Tuesday 15 November 2016

FT-847 repairs

FT-847


Sometime since I've written anything here, its not that I've been doing less on the radio front when the opportunity arises, Its just that I've not been as inclined to bother taking pictures then writing about it here.

Anyway sometime ago my FT-847 lost power on HF/Lower VHF, a tiny amount of RF was present (drive levels) finally upon investigation it was clear the Finals were out, and Torroids in the BPF were cooked well also.


One of either 2 things happened here, the famous 46 Mhz spurious emission cooked up the BPF upon amplification when operating on 70Mhz or I transmitted into the 6 meter antenna when I was on 4 meter or vice versa, I have no evidence of the later, but the FT-847 shares the same antenna socket for both the 6 and 4 meter bands.

Torroids, a Lovely shade of gray, one fell to powder upon removal, all 3 in that section of the BPF were replaced.

Next up the Finals.









All done, I used a slightly different material for the torroid replacement with better heat handling properties, other than that same RF wise.
New finals installed and the board ready to be reinstalled into the radio.
The cost of the new finals makes this a job you'd not want to be doing to often on a 15 year old radio, so I decided to take some precautions to prevent his happening again.





The SP2DMB supplied TX filter (circled) This should deal with the Spurious emission just below 46 Mhz.
http://www.sp2dmb.cba.pl/70e/FT847eng.pdf
I only installed the TX filter for various reasons.

Also visible in the picture is the G4FUF 4 Meter LNA daughterboard, which replaced an earlier 4 meter preamp effort.


When doing the solderwork on the finals I pondered how to split the 4 and 6 meter band antenna outputs, this was very simple to do, in the menu of the FT-847 the 6 meterband output can be selected between the HF socket and the dedicated 6 meter socket, as far as the FT-847 is concerned for the most part 4 and 6 are one big band so when you move the 6 meter band the the HF socket you move 4 also to it, so you can put a 50Mhz antenna on the HF socket and 70Mhz on the 50Mhz and change menu 28 each time you change bands, not ideal but better than screwing in and out PL259s eachtime.

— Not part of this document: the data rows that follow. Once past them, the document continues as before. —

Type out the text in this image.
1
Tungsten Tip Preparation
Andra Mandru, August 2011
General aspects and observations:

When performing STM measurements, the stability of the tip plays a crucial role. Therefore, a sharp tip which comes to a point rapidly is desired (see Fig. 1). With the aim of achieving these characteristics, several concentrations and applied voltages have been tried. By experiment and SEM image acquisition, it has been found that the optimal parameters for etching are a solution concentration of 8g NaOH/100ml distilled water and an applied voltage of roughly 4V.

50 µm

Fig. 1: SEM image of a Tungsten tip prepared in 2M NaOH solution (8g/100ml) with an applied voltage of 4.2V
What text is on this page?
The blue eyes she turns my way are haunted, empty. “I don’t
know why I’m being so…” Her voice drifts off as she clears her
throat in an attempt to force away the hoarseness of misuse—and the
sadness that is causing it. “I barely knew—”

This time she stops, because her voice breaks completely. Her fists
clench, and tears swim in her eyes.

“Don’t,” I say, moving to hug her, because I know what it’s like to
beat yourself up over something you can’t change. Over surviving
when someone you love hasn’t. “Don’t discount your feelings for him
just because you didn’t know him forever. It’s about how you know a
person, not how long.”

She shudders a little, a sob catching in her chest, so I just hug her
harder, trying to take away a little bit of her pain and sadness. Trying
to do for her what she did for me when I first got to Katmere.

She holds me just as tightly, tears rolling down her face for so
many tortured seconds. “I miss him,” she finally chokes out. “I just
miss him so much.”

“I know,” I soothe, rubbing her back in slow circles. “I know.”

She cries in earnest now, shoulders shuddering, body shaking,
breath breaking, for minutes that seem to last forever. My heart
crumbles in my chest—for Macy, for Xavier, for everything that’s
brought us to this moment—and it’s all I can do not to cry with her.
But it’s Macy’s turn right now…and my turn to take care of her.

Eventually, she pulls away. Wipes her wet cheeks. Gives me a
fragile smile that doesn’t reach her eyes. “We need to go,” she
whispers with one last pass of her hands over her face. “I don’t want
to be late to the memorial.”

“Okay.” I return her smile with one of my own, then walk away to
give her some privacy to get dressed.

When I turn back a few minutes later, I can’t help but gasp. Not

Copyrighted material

I decided to disrupt this and split the outputs, so menu 28 does exactly what it says, it controls the output selection of the 50Mhz output leaving 70Mhz attached permanently to the 6 meter output.

I did this using a relay, and the old ALC power limiting transistor.

I can now have 50Mhz output on HF output and 70Mhz on the 50Mhz socket. or have them sharing the 50Mhz output as standard, the modification is easy to reverse.
Wire Menu 28 controls removed from socket.
Taken to a location at the front.
Orange Patchwire installed



 White wire is original menu 28 control, orange is a jumper back to the original socket, red is + for the relay and gray is the control logic, which comes into play when 70Mhz is switched in.
 Relay
Relay board eared onto the fan screw.

Control wire for relay from former ALC control Transistor.

I actually did this modification close to 1 year ago, and I can't imagine returning to the inconvenience of a shared 50/70Mhz antenna output again or fiddling with menu 28 each band change.